La propia jueza debió llamarle la atención por sus excesos verbales. Le costó al exmagistrado de la Corte Constitucional y exfiscal general morderse la lengua, pero no le quedó más remedio porque la jueza ha demostrado que tiene temple y seguridad en sí misma y no estaba dispuesta a que la audiencia se le fuese de las manos.
Lo que resultaba paradójico es que quien defendió sin descanso ni mesura la impunidad de criminales de niños, pisoteando la Carta Magna, ignorando los derechos de incontables víctimas que exigían justicia, ahora ponga todo su empeño en pretender que mantengan en prisión domiciliaria al ex, así solo sea mientras dure el proceso. Porque Montealegre y Cepeda no resaltan que pelean un encarcelamiento provisional, puesto que el caso sigue vivito y coleando.
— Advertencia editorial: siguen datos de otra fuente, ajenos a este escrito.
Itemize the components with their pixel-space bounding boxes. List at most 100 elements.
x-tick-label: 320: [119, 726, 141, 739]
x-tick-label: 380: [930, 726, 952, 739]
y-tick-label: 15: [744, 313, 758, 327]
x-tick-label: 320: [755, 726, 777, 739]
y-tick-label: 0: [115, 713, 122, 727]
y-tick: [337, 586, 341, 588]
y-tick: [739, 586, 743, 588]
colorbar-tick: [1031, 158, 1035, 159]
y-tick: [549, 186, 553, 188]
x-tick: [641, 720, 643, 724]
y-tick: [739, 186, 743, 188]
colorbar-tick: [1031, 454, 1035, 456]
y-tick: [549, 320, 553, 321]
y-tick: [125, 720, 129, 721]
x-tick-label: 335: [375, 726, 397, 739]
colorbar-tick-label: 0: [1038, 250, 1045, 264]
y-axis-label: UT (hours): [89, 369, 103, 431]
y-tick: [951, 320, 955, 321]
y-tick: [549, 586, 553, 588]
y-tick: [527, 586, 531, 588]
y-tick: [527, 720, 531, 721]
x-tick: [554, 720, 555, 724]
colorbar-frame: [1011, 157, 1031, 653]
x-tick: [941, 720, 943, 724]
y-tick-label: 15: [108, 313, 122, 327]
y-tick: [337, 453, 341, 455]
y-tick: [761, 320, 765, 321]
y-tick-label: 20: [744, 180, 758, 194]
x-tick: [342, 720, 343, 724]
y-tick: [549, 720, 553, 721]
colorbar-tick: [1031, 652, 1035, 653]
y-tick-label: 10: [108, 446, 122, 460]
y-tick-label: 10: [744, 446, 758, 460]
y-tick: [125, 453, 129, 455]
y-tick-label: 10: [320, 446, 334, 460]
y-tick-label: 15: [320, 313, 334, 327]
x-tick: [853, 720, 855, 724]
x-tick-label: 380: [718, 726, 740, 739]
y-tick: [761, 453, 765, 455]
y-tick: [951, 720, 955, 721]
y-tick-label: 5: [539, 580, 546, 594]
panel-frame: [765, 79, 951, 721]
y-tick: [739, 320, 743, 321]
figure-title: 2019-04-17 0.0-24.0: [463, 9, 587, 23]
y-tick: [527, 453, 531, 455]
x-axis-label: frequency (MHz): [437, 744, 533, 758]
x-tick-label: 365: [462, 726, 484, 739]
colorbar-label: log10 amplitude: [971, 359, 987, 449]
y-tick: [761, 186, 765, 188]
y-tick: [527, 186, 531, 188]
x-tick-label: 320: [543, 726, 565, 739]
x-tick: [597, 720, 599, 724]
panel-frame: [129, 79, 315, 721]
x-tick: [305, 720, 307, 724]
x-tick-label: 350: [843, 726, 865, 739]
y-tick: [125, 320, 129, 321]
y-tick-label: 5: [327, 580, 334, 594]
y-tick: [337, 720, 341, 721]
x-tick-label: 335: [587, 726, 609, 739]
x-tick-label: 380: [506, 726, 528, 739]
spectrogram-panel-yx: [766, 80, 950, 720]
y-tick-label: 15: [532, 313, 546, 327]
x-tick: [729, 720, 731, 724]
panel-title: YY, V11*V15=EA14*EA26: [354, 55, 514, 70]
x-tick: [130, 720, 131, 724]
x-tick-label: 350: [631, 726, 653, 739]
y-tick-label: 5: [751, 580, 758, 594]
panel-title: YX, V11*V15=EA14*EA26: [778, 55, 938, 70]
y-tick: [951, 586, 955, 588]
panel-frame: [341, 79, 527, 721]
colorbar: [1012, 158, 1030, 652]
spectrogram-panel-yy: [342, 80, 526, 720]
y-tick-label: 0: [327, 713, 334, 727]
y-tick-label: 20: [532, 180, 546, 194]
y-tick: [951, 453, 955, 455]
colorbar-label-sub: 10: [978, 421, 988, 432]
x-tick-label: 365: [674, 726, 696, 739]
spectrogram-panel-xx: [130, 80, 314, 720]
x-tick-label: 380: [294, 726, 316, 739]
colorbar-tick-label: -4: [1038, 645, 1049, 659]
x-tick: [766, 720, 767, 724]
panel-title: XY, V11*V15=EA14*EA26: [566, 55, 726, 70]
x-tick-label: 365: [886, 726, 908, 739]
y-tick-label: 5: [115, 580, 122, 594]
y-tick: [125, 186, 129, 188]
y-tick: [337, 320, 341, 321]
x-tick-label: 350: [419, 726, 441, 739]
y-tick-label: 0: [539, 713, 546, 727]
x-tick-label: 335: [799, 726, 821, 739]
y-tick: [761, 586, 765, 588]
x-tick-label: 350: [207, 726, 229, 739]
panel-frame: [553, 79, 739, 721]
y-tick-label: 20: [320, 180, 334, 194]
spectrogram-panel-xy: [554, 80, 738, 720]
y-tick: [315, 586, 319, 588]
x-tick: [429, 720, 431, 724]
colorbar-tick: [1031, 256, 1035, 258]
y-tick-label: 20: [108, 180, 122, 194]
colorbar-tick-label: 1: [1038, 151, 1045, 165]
Y si al final las pruebas demostraran que Uribe cometió el delito que le endilgan, lo condenarían y terminaría preso, como sueñan los que aplauden que Carlos Antonio Lozada mantenga su curul y no pise jamás un establecimiento carcelario.
Resulta inconcebible que un país permita que el confeso autor de un magnicidio continúe pontificado sobre lo divino y lo humano desde el Senado. Ya era ignominioso que al responsable de la masacre de Bojayá lo escogiera el partido Farc para el Legislativo, señal inequívoca de que siguen creyendo que su medio siglo de criminalidad fue justificada. Y ahora suman la declaración de que Lozada mató a Álvaro Gómez, así sea una maquiavélica patraña, motivo suficiente para pedir que se vaya. Si tuviera un resquicio de pudor, él mismo renunciaría.
Pero este país está empeñado en continuar desdibujando las fronteras de lo que es válido, de los derechos humanos, de la dignidad como nación, del respeto a las víctimas. No me refiero a esa pareja de exfiscales generales que usurparon un título trágico con una desvergüenza hiriente, sino a las verdaderas víctimas de las Farc, las que padecieron sus décadas de barbarie. Ni siquiera la cúpula guerrillera tuvo la decencia ni mostró empatía hacia ellas como para cambiar unas siglas que chorrean sangre y evocan recuerdos dramáticos. Pero tampoco la mitad del país les exigió nada, prefirió apedrear e insultar a quienes hacían el reclamo.
Al margen de la afrenta de mantenerse en el Senado, lo más preocupante de la revelación de las Farc es la trama siniestra que esconde para lograr un objetivo espurio. Una hipótesis creíble sería que buscan salvar a Samper y a Serpa, según afirmaron Mauricio Gómez y su primo Enrique Gómez, que ha investigado como nadie el crimen desde hace dos décadas.
Entre las incógnitas por resolver figura la conexión Piedad-Samper-Santos-Farc, así como la reaparición desde hace semanas de Álvaro Leyva, un personaje sinuoso y poco transparente, con un enfermizo afán protagonista, que funge como adalid de la verdad y publica unas cartas que no son bondadosas ni desinteresadas iniciativas en aras de la paz, como quiere venderlas. Si examinan bien la secuencia, tal vez descubran que no son coincidencias.
La otra hipótesis, la que difundieron las Farc y compraron sus aliados, que asevera que guardaron silencio durante un cuarto de siglo por una “paralizante vergüenza”, es un insulto a la inteligencia colectiva. Que pongan otra excusa menos cínica porque “vergüenza” los jefes de esa guerrilla jamás han sentido por sus infinitos delitos. Y, menos aún, por el de Álvaro Gómez, cuando no hay pruebas de que lo cometieran.
No solo están muertos todos los responsables directos que señala el senador Lozada, sino que dos de los milicianos-sicarios fueron asesinados, dice, en la masacre de Mondoñedo, adjudicada a policías corruptos. Un entramado tan inverosímil como conveniente para los interesados en desviar la atención sobre el crimen de Estado.
NOTA: ¿Por qué lo mataron?, revelador libro de Enrique Gómez Hurtado, hermano de Álvaro, de 2011. Recomendable.